The bulk of his chest filled her vision. Up close, he smelled of oil and rust, the sharp tang of old metal filling her nostrils from whatever he'd been handling in the wreckage. His hair fell into twisted patterns, framing the flat planes of his cheeks, the scattering of freckles across the pale skin familiar. She bared her teeth, the weapon so close to his neck that if he swallowed he'd do the job for her, but he didn't move, didn't speak. He looked at her with eyes that held no fear, only remorse and in the corner of her vision she was aware of his arm raising, slowly and carefully, unthreateningly, until a fingertip pressed to the back of her hand.

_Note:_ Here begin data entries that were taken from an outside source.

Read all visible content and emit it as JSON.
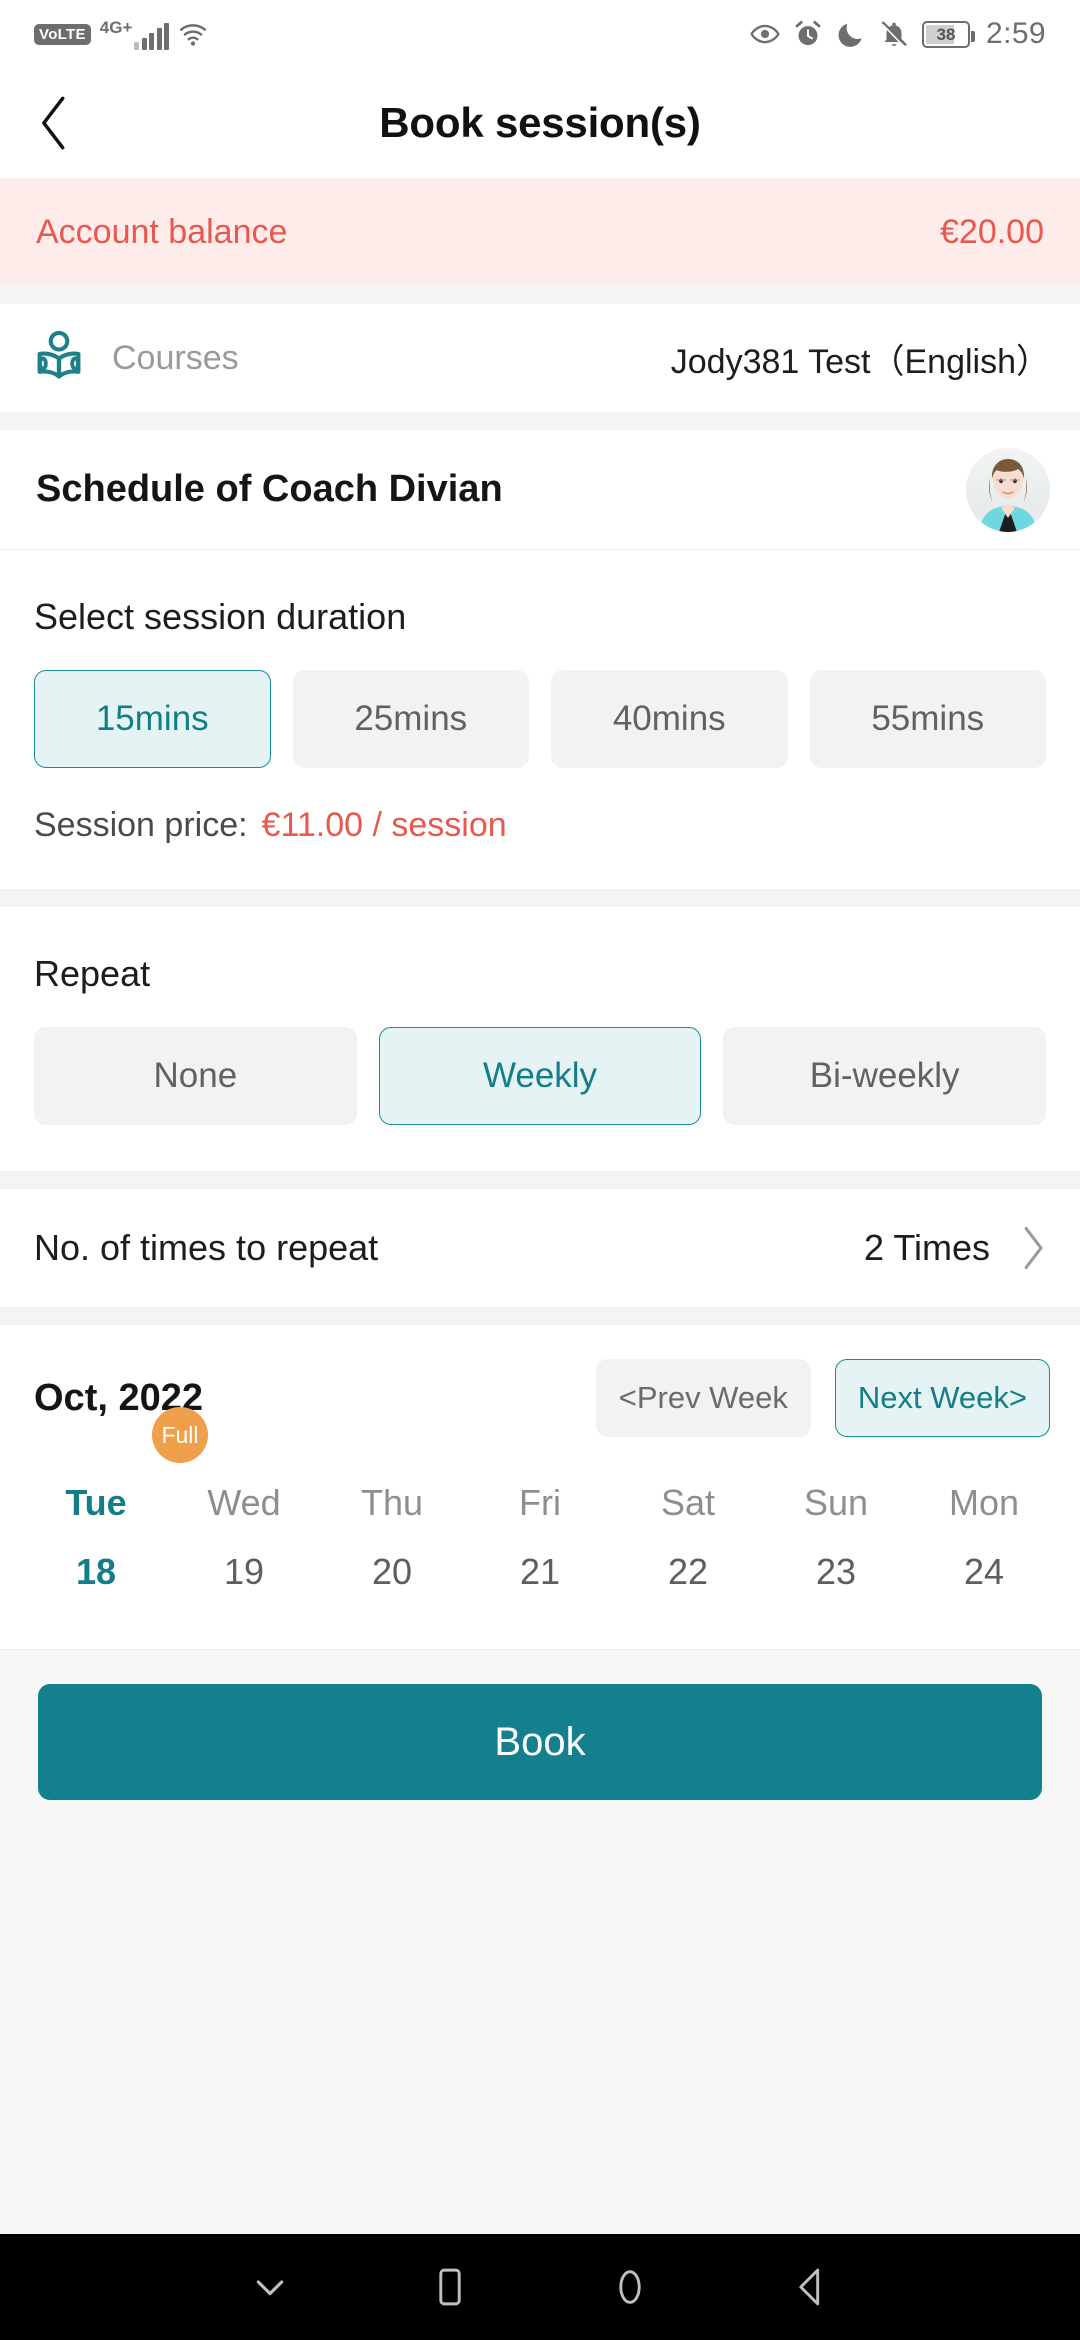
{
  "statusbar": {
    "volte": "VoLTE",
    "network": "4G+",
    "time": "2:59",
    "battery_percent": "38",
    "icons": [
      "eye-care-icon",
      "alarm-icon",
      "moon-icon",
      "bell-muted-icon",
      "battery-icon"
    ]
  },
  "appbar": {
    "title": "Book session(s)",
    "back_icon": "chevron-left-icon"
  },
  "balance": {
    "label": "Account balance",
    "value": "€20.00",
    "bg": "#fdece9",
    "fg": "#e8584e"
  },
  "courses": {
    "icon": "courses-reader-icon",
    "label": "Courses",
    "value": "Jody381 Test（English）"
  },
  "schedule": {
    "title": "Schedule of Coach Divian",
    "avatar": "coach-avatar"
  },
  "duration": {
    "title": "Select session duration",
    "options": [
      {
        "label": "15mins",
        "selected": true
      },
      {
        "label": "25mins",
        "selected": false
      },
      {
        "label": "40mins",
        "selected": false
      },
      {
        "label": "55mins",
        "selected": false
      }
    ],
    "price_label": "Session price:",
    "price_value": "€11.00 / session"
  },
  "repeat": {
    "title": "Repeat",
    "options": [
      {
        "label": "None",
        "selected": false
      },
      {
        "label": "Weekly",
        "selected": true
      },
      {
        "label": "Bi-weekly",
        "selected": false
      }
    ]
  },
  "repeat_count": {
    "label": "No. of times to repeat",
    "value": "2 Times",
    "chevron": "chevron-right-icon"
  },
  "calendar": {
    "month": "Oct, 2022",
    "prev_week": "<Prev Week",
    "next_week": "Next Week>",
    "days": [
      {
        "dow": "Tue",
        "date": "18",
        "selected": true,
        "badge": "Full"
      },
      {
        "dow": "Wed",
        "date": "19",
        "selected": false,
        "badge": ""
      },
      {
        "dow": "Thu",
        "date": "20",
        "selected": false,
        "badge": ""
      },
      {
        "dow": "Fri",
        "date": "21",
        "selected": false,
        "badge": ""
      },
      {
        "dow": "Sat",
        "date": "22",
        "selected": false,
        "badge": ""
      },
      {
        "dow": "Sun",
        "date": "23",
        "selected": false,
        "badge": ""
      },
      {
        "dow": "Mon",
        "date": "24",
        "selected": false,
        "badge": ""
      }
    ]
  },
  "footer": {
    "book_label": "Book",
    "accent": "#15808d"
  },
  "navbar": {
    "items": [
      "chevron-down-icon",
      "recents-square-icon",
      "home-circle-icon",
      "back-triangle-icon"
    ]
  }
}
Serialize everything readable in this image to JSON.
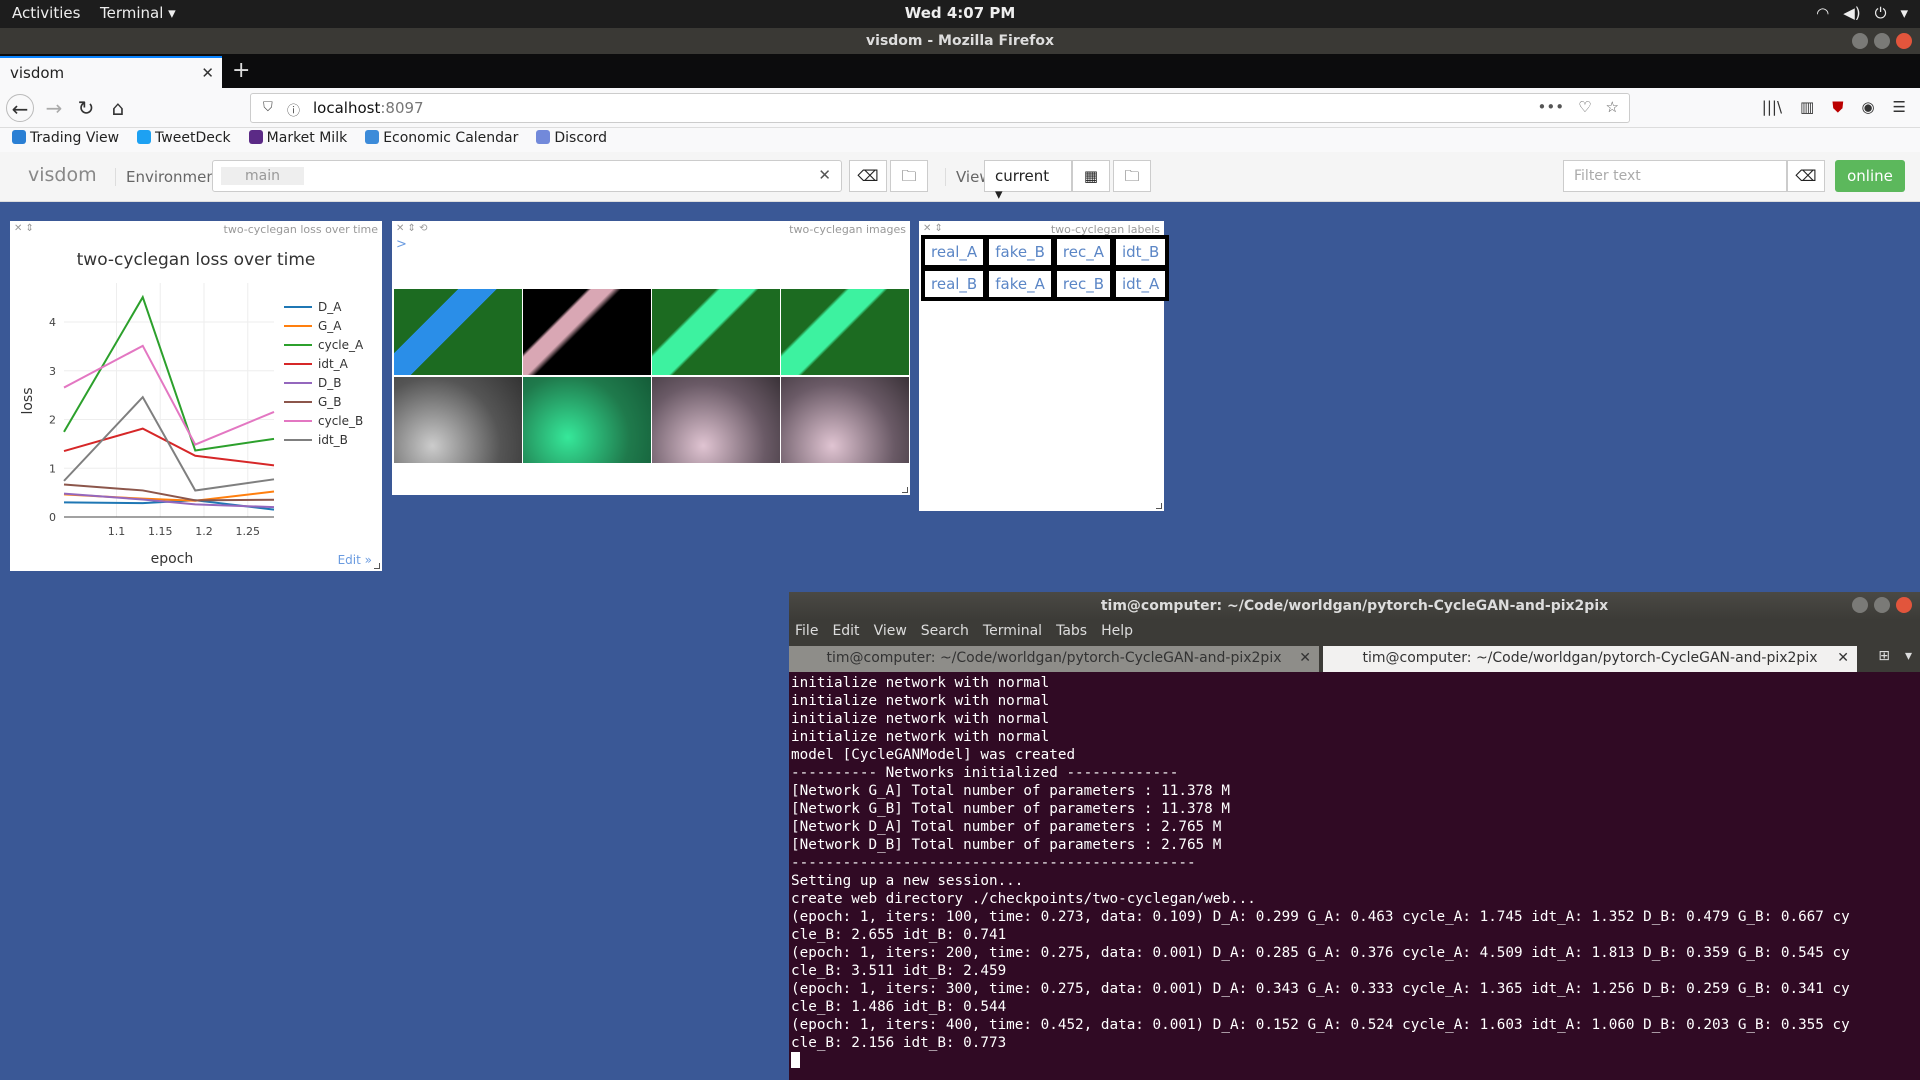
{
  "topbar": {
    "activities": "Activities",
    "app": "Terminal ▾",
    "clock": "Wed  4:07 PM"
  },
  "window": {
    "title": "visdom - Mozilla Firefox"
  },
  "browser": {
    "tab_label": "visdom",
    "url_host": "localhost",
    "url_port": ":8097",
    "bookmarks": [
      "Trading View",
      "TweetDeck",
      "Market Milk",
      "Economic Calendar",
      "Discord"
    ]
  },
  "visdom": {
    "logo": "visdom",
    "env_label": "Environment",
    "env_value": "main",
    "view_label": "View",
    "view_value": "current ▾",
    "filter_placeholder": "Filter text",
    "status": "online"
  },
  "pane_loss": {
    "title": "two-cyclegan loss over time",
    "edit": "Edit »"
  },
  "pane_images": {
    "title": "two-cyclegan images",
    "prompt": ">"
  },
  "pane_labels": {
    "title": "two-cyclegan labels",
    "rows": [
      [
        "real_A",
        "fake_B",
        "rec_A",
        "idt_B"
      ],
      [
        "real_B",
        "fake_A",
        "rec_B",
        "idt_A"
      ]
    ]
  },
  "chart_data": {
    "type": "line",
    "title": "two-cyclegan loss over time",
    "xlabel": "epoch",
    "ylabel": "loss",
    "x": [
      1.04,
      1.13,
      1.19,
      1.28
    ],
    "xticks": [
      "1.1",
      "1.15",
      "1.2",
      "1.25"
    ],
    "yticks": [
      "0",
      "1",
      "2",
      "3",
      "4"
    ],
    "xlim": [
      1.04,
      1.28
    ],
    "ylim": [
      0,
      4.8
    ],
    "legend": "right",
    "series": [
      {
        "name": "D_A",
        "color": "#1f77b4",
        "values": [
          0.299,
          0.285,
          0.343,
          0.152
        ]
      },
      {
        "name": "G_A",
        "color": "#ff7f0e",
        "values": [
          0.463,
          0.376,
          0.333,
          0.524
        ]
      },
      {
        "name": "cycle_A",
        "color": "#2ca02c",
        "values": [
          1.745,
          4.509,
          1.365,
          1.603
        ]
      },
      {
        "name": "idt_A",
        "color": "#d62728",
        "values": [
          1.352,
          1.813,
          1.256,
          1.06
        ]
      },
      {
        "name": "D_B",
        "color": "#9467bd",
        "values": [
          0.479,
          0.359,
          0.259,
          0.203
        ]
      },
      {
        "name": "G_B",
        "color": "#8c564b",
        "values": [
          0.667,
          0.545,
          0.341,
          0.355
        ]
      },
      {
        "name": "cycle_B",
        "color": "#e377c2",
        "values": [
          2.655,
          3.511,
          1.486,
          2.156
        ]
      },
      {
        "name": "idt_B",
        "color": "#7f7f7f",
        "values": [
          0.741,
          2.459,
          0.544,
          0.773
        ]
      }
    ]
  },
  "terminal": {
    "title": "tim@computer: ~/Code/worldgan/pytorch-CycleGAN-and-pix2pix",
    "menu": [
      "File",
      "Edit",
      "View",
      "Search",
      "Terminal",
      "Tabs",
      "Help"
    ],
    "tabs": [
      "tim@computer: ~/Code/worldgan/pytorch-CycleGAN-and-pix2pix",
      "tim@computer: ~/Code/worldgan/pytorch-CycleGAN-and-pix2pix"
    ],
    "lines": [
      "initialize network with normal",
      "initialize network with normal",
      "initialize network with normal",
      "initialize network with normal",
      "model [CycleGANModel] was created",
      "---------- Networks initialized -------------",
      "[Network G_A] Total number of parameters : 11.378 M",
      "[Network G_B] Total number of parameters : 11.378 M",
      "[Network D_A] Total number of parameters : 2.765 M",
      "[Network D_B] Total number of parameters : 2.765 M",
      "-----------------------------------------------",
      "Setting up a new session...",
      "create web directory ./checkpoints/two-cyclegan/web...",
      "(epoch: 1, iters: 100, time: 0.273, data: 0.109) D_A: 0.299 G_A: 0.463 cycle_A: 1.745 idt_A: 1.352 D_B: 0.479 G_B: 0.667 cy",
      "cle_B: 2.655 idt_B: 0.741",
      "(epoch: 1, iters: 200, time: 0.275, data: 0.001) D_A: 0.285 G_A: 0.376 cycle_A: 4.509 idt_A: 1.813 D_B: 0.359 G_B: 0.545 cy",
      "cle_B: 3.511 idt_B: 2.459",
      "(epoch: 1, iters: 300, time: 0.275, data: 0.001) D_A: 0.343 G_A: 0.333 cycle_A: 1.365 idt_A: 1.256 D_B: 0.259 G_B: 0.341 cy",
      "cle_B: 1.486 idt_B: 0.544",
      "(epoch: 1, iters: 400, time: 0.452, data: 0.001) D_A: 0.152 G_A: 0.524 cycle_A: 1.603 idt_A: 1.060 D_B: 0.203 G_B: 0.355 cy",
      "cle_B: 2.156 idt_B: 0.773"
    ]
  }
}
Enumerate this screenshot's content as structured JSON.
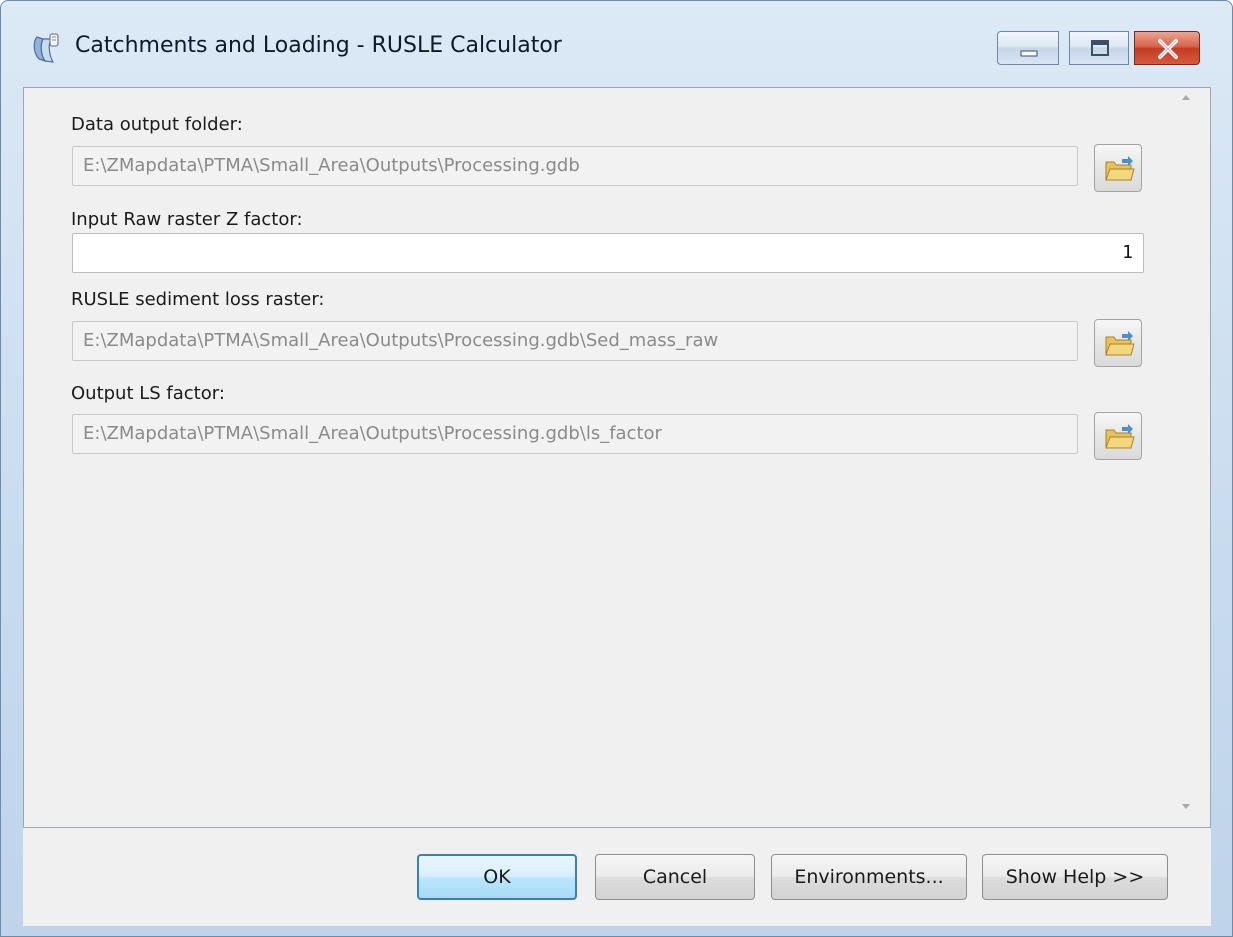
{
  "window": {
    "title": "Catchments and Loading - RUSLE Calculator",
    "icon": "toolbox-script-icon"
  },
  "title_controls": [
    "minimize-icon",
    "maximize-icon",
    "close-icon"
  ],
  "params": {
    "output_folder": {
      "label": "Data output folder:",
      "value": "E:\\ZMapdata\\PTMA\\Small_Area\\Outputs\\Processing.gdb",
      "icon": "open-folder-icon"
    },
    "z_factor": {
      "label": "Input Raw raster Z factor:",
      "value": "1"
    },
    "sediment_loss": {
      "label": "RUSLE sediment loss raster:",
      "value": "E:\\ZMapdata\\PTMA\\Small_Area\\Outputs\\Processing.gdb\\Sed_mass_raw",
      "icon": "open-folder-icon"
    },
    "ls_factor": {
      "label": "Output LS factor:",
      "value": "E:\\ZMapdata\\PTMA\\Small_Area\\Outputs\\Processing.gdb\\ls_factor",
      "icon": "open-folder-icon"
    }
  },
  "buttons": {
    "ok": "OK",
    "cancel": "Cancel",
    "environments": "Environments...",
    "help": "Show Help >>"
  },
  "colors": {
    "default_button_border": "#3c7fb1",
    "close_button": "#c43b22",
    "folder_icon": "#e8c15a"
  }
}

The bond wrapped her in its comforting embrace, bringing with it a power and a certainty that both supported and soothed. This wasn't a stranger she faced, but someone who knew her inside and out, someone who would stand by her no matter what, someone with whom she shared tremendous power. There was no need for argument between them, together they had a connection that no one else would ever know. She couldn't stand against it, couldn't retain her focus in the face of the link between them, however much she might want to try for retribution and without a conscious decision her posture sagged and her arm fell to her side.
He released a long held breath and stepped back as she replaced her lightsaber on her belt and she could tell from the way his shoulders relaxed that he thought the threat had been averted. But the Force bond wasn't the only power she possessed. It wasn't her only option. There was another way.
She unclipped the Sith blade from her belt.